Many of the ways in which Apptainer and Singularity deviate from the typical container runtime environment are highly problematic from the perspective of this course.

  • Arbitrarily mounting user home directories and forwarding environment variables into a different Linux system with unrelated configuration is, by the own admission of Apptainer developers, a recipe for disaster. It defeats the purpose of using Linux containers for this course, which is to provide students with a well-controlled development environment that is not “contaminated” by the specifics of their local configuration (e.g. ~/.bashrc contents) and thus should not exhibit unpredictable deviations from the expected course workflow.
  • By effectively deleting all user accounts from the container and replacing them with a new one that it made up on the spot, Apptainer makes it impossible to set up containers ahead of time using tools that install and configure software within a user’s home directory. This precludes ahead-of-time installation of a growing number of software packages that either have poor support for system-wide installation or do not provide support for it at all.
  • By making it impossible to install such software ahead of time and to make it cache internet downloads ahead of time, Apptainer makes it hard to comply with the strict network access policies of computing centers, which commonly have issues with cluster nodes accessing the Internet. This is especially ironic when Apptainer advertises itself as being designed to address the need of computing centers.
  • By only providing very poor support for writable filesystem overlays, Apptainer makes it hard to revert its unfortunate user account handling decisions and use the user accounts defined inside of the container as planned. This also breaks core system utilities like ldconfig, which run lazily and write to the filesystem. That is a recipe for unpredictable issues down the line.

These Apptainer design flaws can be worked around through lots of CLI argument and configuration file tuning. But again, this defeats the basic purpose of providing container images for this course, which is to make the life of users easier by making it quicker to set up a working development environment. If manually setting up the required environment is easier than getting the container runtime to use a reasonable configuration, then there is no point in using containers, a local setup will achieve a better result at a lower resource cost.

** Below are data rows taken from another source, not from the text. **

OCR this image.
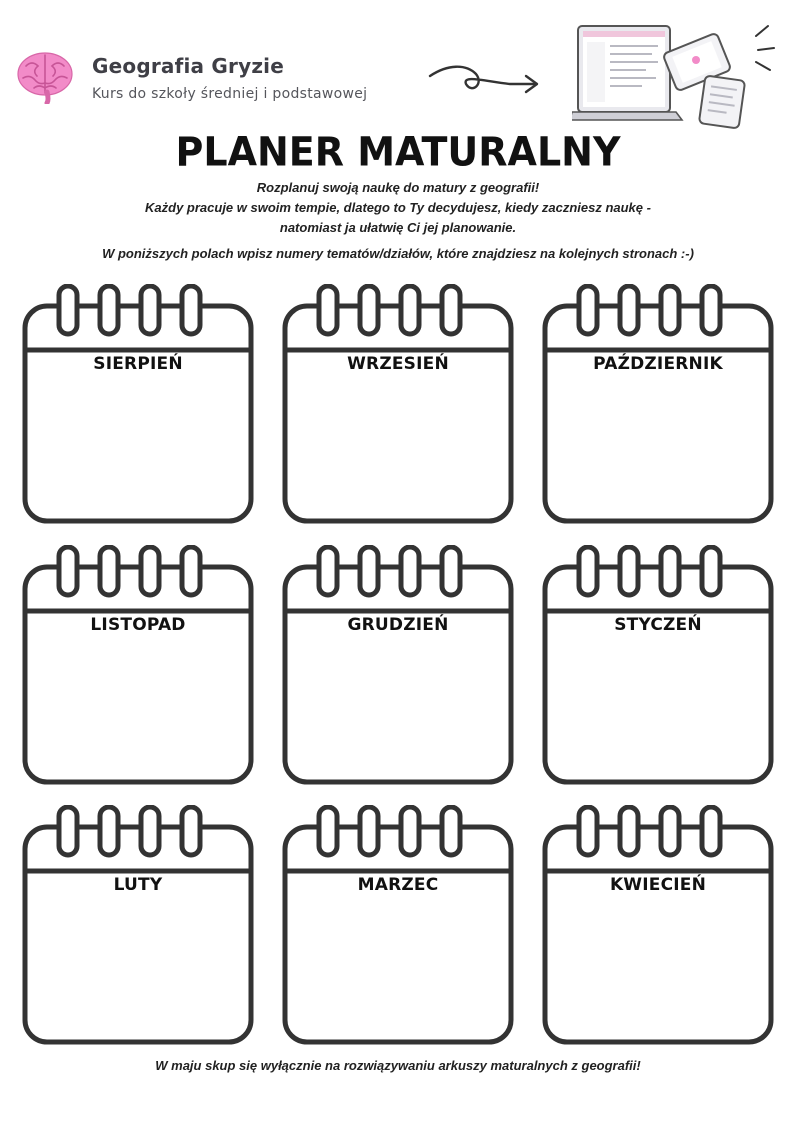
Geografia Gryzie
Kurs do szkoły średniej i podstawowej
PLANER MATURALNY
Rozplanuj swoją naukę do matury z geografii!
Każdy pracuje w swoim tempie, dlatego to Ty decydujesz, kiedy zaczniesz naukę -
natomiast ja ułatwię Ci jej planowanie.
W poniższych polach wpisz numery tematów/działów, które znajdziesz na kolejnych stronach :-)
SIERPIEŃ	WRZESIEŃ	PAŹDZIERNIK
LISTOPAD	GRUDZIEŃ	STYCZEŃ
LUTY	MARZEC	KWIECIEŃ
W maju skup się wyłącznie na rozwiązywaniu arkuszy maturalnych z geografii!
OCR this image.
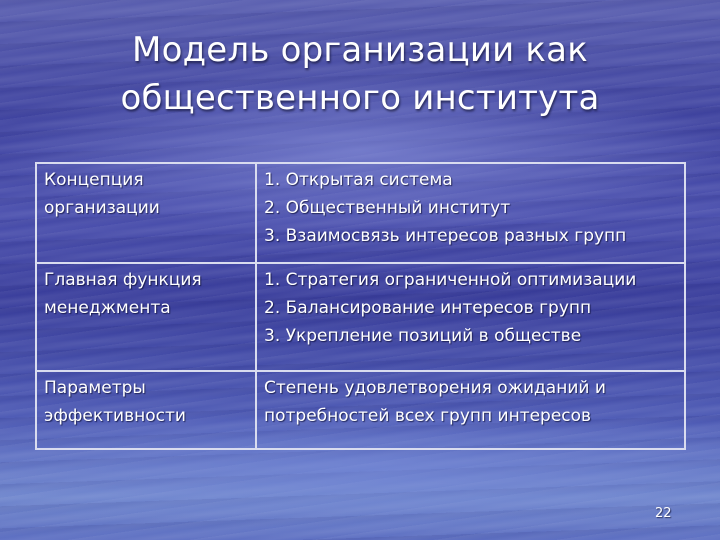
Модель организации как
общественного института
Концепция
организации	1. Открытая система
2. Общественный институт
3. Взаимосвязь интересов разных групп

Главная функция
менеджмента	1. Стратегия ограниченной оптимизации
2. Балансирование интересов групп
3. Укрепление позиций в обществе

Параметры
эффективности	Степень удовлетворения ожиданий и
потребностей всех групп интересов
22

Thus, after careful consideration, the Apptainer and Singularity container runtimes had to be considered unfit for this course’s need. And for those of any future course by the same author, for that matter. To fully spell out the author’s opinion, these container runtimes are designed in a profoundly misguided way, not fit for any serious purpose, and should never be used as they provide no significant benefit and have many major drawbacks compared to other software packaging solutions. But since the school pledged to provide some support for them, restricting this support to the simpler rust_list container image seemed like the optimal tradeoff.